I’ve read several personal finance books lately. I Will Teach You To Be Rich is a very readable, fun, and practical guide targeted at college-aged readers to get them started off on the right foot financially. I wish I had read it 10 years ago-- I certainly would be farther along the road to financial abundance today if I had. Here are my main take-aways:
- Set up an online savings account. I took his advice and set up an Ally Savings account online, which gives me 1% interest right now instead of the 0.0000001% I’ve been getting from my Wells Fargo savings account and my Charles Schwab money market account. Over the long term, that will translate into hundreds if not thousands of extra dollars. If you haven’t done it already, just do it today. It’s easy money.
- When buying a car, get salesmen into a bidding war, without even leaving the comfort of your home. Ramit Sethi did this by faxing 17 different car salesmen at the end of December, when many were desperate to meet their quotas. A little work on the front end will result in a great deal.
- Target-date (also known as Lifecycle) index funds really are the simplest way to invest well. I’ve been investing in a Vanguard Target 2050 fund in my Roth IRA for the past few years, and am glad I have. It’s hands-off, automatically rebalancing, and stress-free. For now, that’s the only kind of fund I plan to invest in. Down the road, I’ll probably get a little fancier, but it’s the perfect vehicle for investing for someone like me who just wants an automated, super-low-load vehicle for my investments.
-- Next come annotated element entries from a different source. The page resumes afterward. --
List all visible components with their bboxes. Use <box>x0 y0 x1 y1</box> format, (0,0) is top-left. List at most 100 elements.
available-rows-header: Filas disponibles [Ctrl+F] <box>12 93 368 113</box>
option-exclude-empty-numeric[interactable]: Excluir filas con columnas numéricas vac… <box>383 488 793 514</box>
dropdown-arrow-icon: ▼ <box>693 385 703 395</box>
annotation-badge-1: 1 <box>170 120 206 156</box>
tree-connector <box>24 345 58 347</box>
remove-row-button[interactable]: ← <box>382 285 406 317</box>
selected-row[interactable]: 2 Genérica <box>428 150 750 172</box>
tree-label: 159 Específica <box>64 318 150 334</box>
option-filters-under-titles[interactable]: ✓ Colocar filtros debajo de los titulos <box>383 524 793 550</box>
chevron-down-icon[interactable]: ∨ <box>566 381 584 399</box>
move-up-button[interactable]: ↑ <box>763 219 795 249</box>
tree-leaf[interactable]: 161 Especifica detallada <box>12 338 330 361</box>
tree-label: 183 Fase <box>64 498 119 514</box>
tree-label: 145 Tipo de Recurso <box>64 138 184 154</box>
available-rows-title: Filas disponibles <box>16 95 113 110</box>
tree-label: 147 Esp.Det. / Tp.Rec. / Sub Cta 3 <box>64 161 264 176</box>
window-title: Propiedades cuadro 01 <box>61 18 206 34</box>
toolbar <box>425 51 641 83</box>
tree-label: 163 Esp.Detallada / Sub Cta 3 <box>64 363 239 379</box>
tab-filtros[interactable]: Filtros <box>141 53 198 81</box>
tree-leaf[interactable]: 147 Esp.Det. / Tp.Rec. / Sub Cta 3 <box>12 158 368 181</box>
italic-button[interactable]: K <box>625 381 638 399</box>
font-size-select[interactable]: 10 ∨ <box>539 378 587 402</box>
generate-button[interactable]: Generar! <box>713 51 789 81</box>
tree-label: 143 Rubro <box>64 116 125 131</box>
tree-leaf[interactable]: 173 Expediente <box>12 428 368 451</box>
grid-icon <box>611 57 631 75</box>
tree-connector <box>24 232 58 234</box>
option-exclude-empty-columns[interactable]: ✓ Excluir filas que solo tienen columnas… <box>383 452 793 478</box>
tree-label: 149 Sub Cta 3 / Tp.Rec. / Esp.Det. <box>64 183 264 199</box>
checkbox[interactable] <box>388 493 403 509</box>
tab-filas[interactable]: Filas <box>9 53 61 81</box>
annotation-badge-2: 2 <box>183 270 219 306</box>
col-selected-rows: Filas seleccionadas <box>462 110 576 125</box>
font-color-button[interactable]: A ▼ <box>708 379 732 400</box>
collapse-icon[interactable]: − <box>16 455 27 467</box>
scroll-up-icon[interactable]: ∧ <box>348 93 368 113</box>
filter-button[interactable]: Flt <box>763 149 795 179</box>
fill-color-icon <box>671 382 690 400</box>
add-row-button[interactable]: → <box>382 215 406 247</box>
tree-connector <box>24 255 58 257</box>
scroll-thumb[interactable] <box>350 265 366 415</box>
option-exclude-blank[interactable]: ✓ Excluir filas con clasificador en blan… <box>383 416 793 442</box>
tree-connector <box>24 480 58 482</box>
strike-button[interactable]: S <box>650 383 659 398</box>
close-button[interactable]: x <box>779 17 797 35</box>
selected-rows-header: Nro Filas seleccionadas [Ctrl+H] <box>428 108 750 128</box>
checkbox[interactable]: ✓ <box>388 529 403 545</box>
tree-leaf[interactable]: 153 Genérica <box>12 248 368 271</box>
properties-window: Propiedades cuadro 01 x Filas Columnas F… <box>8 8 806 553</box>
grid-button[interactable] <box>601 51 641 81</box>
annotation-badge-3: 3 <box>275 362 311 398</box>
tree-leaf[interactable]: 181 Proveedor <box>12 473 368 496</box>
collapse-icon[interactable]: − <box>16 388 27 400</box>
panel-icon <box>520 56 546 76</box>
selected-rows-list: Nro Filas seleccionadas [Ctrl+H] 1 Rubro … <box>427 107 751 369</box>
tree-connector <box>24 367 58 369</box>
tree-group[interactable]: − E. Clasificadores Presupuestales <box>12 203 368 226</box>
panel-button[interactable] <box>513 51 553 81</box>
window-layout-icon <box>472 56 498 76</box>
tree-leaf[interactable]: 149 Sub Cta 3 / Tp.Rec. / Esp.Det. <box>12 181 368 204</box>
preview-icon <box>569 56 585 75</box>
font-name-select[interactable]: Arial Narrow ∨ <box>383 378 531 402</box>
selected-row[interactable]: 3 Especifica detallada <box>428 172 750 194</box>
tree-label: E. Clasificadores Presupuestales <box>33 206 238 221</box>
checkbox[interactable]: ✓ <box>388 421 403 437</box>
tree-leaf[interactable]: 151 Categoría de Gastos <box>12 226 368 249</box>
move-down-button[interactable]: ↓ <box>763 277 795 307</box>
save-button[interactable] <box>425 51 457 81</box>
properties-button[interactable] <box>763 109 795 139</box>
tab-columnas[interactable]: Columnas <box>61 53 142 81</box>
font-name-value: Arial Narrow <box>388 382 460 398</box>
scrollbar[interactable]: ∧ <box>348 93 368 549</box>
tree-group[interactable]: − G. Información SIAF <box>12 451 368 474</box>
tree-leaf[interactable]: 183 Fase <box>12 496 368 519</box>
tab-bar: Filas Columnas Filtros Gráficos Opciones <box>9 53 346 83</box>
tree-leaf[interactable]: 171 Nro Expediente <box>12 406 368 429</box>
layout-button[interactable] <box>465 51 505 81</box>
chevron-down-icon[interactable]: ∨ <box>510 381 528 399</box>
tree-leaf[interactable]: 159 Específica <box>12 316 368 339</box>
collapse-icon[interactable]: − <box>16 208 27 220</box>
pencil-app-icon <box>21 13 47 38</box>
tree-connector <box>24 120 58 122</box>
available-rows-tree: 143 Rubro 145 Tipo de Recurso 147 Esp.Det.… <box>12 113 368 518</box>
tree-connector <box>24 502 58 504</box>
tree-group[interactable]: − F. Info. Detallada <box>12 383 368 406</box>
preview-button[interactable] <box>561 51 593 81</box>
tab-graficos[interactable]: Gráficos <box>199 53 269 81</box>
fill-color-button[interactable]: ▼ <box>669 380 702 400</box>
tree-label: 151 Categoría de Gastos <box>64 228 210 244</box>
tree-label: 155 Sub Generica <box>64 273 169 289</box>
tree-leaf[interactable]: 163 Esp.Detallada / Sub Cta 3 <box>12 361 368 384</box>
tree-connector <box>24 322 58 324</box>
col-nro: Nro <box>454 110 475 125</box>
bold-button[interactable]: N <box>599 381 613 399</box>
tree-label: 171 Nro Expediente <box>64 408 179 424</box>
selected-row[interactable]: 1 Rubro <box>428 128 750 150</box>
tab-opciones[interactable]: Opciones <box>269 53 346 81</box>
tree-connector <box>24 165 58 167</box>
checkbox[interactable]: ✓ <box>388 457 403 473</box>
- Right now, paid financial advisors are not worth the cost. In fact, NerdWallet has a free app where you can ask a financial advisor any question, anytime, for free. Which is what I’ve done. I’ve also talked to several other financial advisors over the last few weeks, and they’ve all confirmed that what I’m doing is pretty much optimized.
There are plenty of other topics he covers in the book, like credit cards (good for the rewards if you always pay them off), 401(k)s and IRAs (which I’ve been maxing out the last few years), budgeting tactics (which Mindy and I are developing right now), automating, negotiating a raise, buying a house, and real estate. Though his treatment of these areas is overly superficial, you’ll probably pick up a few pearls-- and it’s a quick read. I’m glad I borrowed it from the library instead of buying it, because I knocked it out in a couple hours and don’t feel the need to ever pick it up again. Plus, most of the information and much more is probably available on Ramit’s website, iwillteachyoutoberich.com.
The book certainly has its limitations and blind spots-- see Mr. Money Mustache's book review at mrmoneymustache.com for more on that. Overall, the book was helpful but not life-changing. If you’re looking for an easy introduction to personal finance or to pick up a few tips that might have escaped you in your financial journey, give it a look!